Castello explained the differences between the UK-US and EU approaches to sanctions. A key feature of US sanctions is their expansive jurisdictional reach. Even if the tribunal is not located in the US or the members of the tribunal are not US citizens, they could still be affected by US sanctions. For example, if payments in the arbitration (to the arbitral institution or to an interim measure) are made in US dollars, those payments will be made through a US bank and thus US sanctions may apply. In addition, if a lawyer is admitted to the US bar (even if not a US citizen) or if a lawyer works for a US international law firm, this could be another basis for the application of US sanctions. Another feature is the general license, and while the US grants a license allowing lawyers to represent sanctioned parties in litigation and other types of disputes involving courts, the license has not been extended to arbitration. In the absence of a specific license, US persons may not act as arbitrators in private commercial arbitrations involving blocked persons, nor may they represent blocked persons as counsel in arbitrations. An individual license can be obtained, but this will take time. In terms of the UK sanctions regime, a significant development is that the LCIA was granted a general license in October 2022, which allows the LCIA to receive funds, and the LCIA banks to process funds from sanctioned parties.

Malskyy focused on the impact of sanctions and war on the Ukrainian legal system. He noted that the issue of sanctions and licenses, perhaps otherwise tedious, becomes very interesting to a practitioner as soon as she or he has to deal with sanctions personally. While sanctions may not have an immediate effect, their impact is long-lasting. He noted that an issue often is raised in relation to sanctions is force majeure. In Malskyy’s experience, force majeure is analyzed too strictly and in too much detail (e.g., non-payment is subject to detailed examination and factual analysis). Another issue of practical concern is bank-related issues, including payments and receipt of payments from Russian or Belarusian parties.

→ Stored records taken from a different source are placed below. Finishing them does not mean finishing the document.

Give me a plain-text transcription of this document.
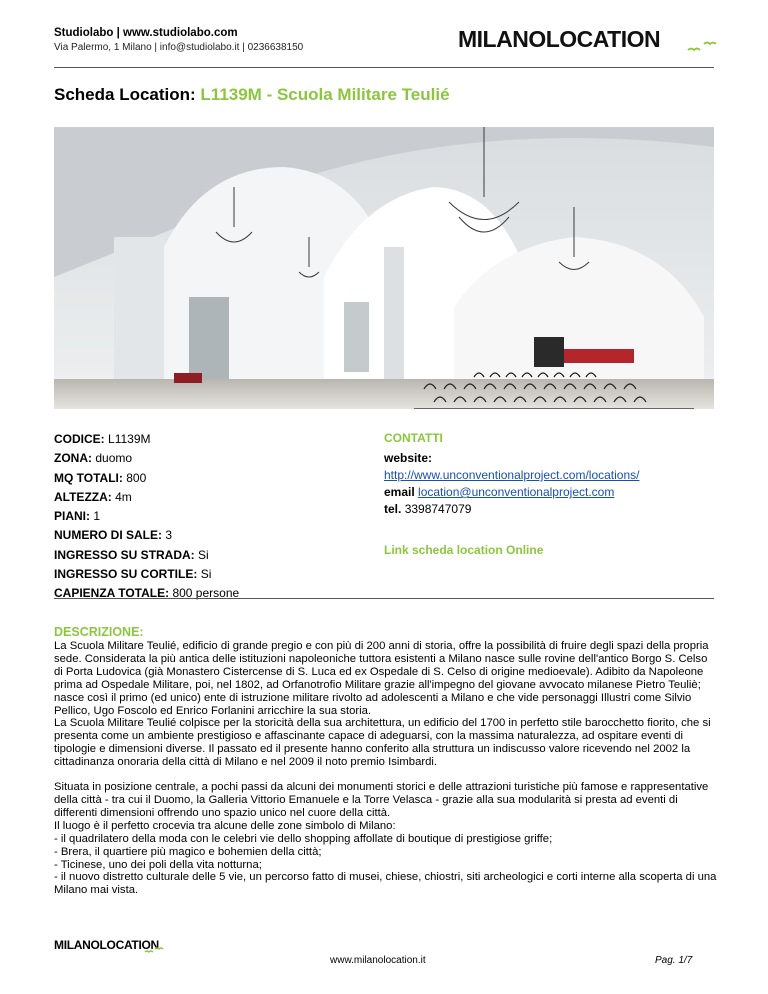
Studiolabo | www.studiolabo.com
Via Palermo, 1 Milano | info@studiolabo.it | 0236638150	MILANOLOCATION
Scheda Location: L1139M - Scuola Militare Teulié
CODICE: L1139M
ZONA: duomo
MQ TOTALI: 800
ALTEZZA: 4m
PIANI: 1
NUMERO DI SALE: 3
INGRESSO SU STRADA: Si
INGRESSO SU CORTILE: Si
CAPIENZA TOTALE: 800 persone
CONTATTI
website:
http://www.unconventionalproject.com/locations/
email location@unconventionalproject.com
tel. 3398747079
Link scheda location Online
DESCRIZIONE:

La Scuola Militare Teulié, edificio di grande pregio e con più di 200 anni di storia, offre la possibilità di fruire degli spazi della propria sede. Considerata la più antica delle istituzioni napoleoniche tuttora esistenti a Milano nasce sulle rovine dell'antico Borgo S. Celso di Porta Ludovica (già Monastero Cistercense di S. Luca ed ex Ospedale di S. Celso di origine medioevale). Adibito da Napoleone prima ad Ospedale Militare, poi, nel 1802, ad Orfanotrofio Militare grazie all'impegno del giovane avvocato milanese Pietro Teuliè; nasce così il primo (ed unico) ente di istruzione militare rivolto ad adolescenti a Milano e che vide personaggi Illustri come Silvio Pellico, Ugo Foscolo ed Enrico Forlanini arricchire la sua storia.

La Scuola Militare Teulié colpisce per la storicità della sua architettura, un edificio del 1700 in perfetto stile barocchetto fiorito, che si presenta come un ambiente prestigioso e affascinante capace di adeguarsi, con la massima naturalezza, ad ospitare eventi di tipologie e dimensioni diverse. Il passato ed il presente hanno conferito alla struttura un indiscusso valore ricevendo nel 2002 la cittadinanza onoraria della città di Milano e nel 2009 il noto premio Isimbardi.

Situata in posizione centrale, a pochi passi da alcuni dei monumenti storici e delle attrazioni turistiche più famose e rappresentative della città - tra cui il Duomo, la Galleria Vittorio Emanuele e la Torre Velasca - grazie alla sua modularità si presta ad eventi di differenti dimensioni offrendo uno spazio unico nel cuore della città.

Il luogo è il perfetto crocevia tra alcune delle zone simbolo di Milano:

- il quadrilatero della moda con le celebri vie dello shopping affollate di boutique di prestigiose griffe;

- Brera, il quartiere più magico e bohemien della città;

- Ticinese, uno dei poli della vita notturna;

- il nuovo distretto culturale delle 5 vie, un percorso fatto di musei, chiese, chiostri, siti archeologici e corti interne alla scoperta di una Milano mai vista.

MILANOLOCATION
www.milanolocation.it	Pag. 1/7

Baiju Vasani (Twenty Essex) conducted a reverse debate in relation to topics addressed by the second panel. The audience discussed the practicalities of obtaining a license. Another issue discussed was the relationship between access to justice (or rather, a restriction of the same) and the application of sanctions. The debate also focused on the effect of sanctions on frustration, illegality, and the lack of performance of contracts.

The IAD concluded with closing remarks from Maria Beatrice Deli (DeliSasson).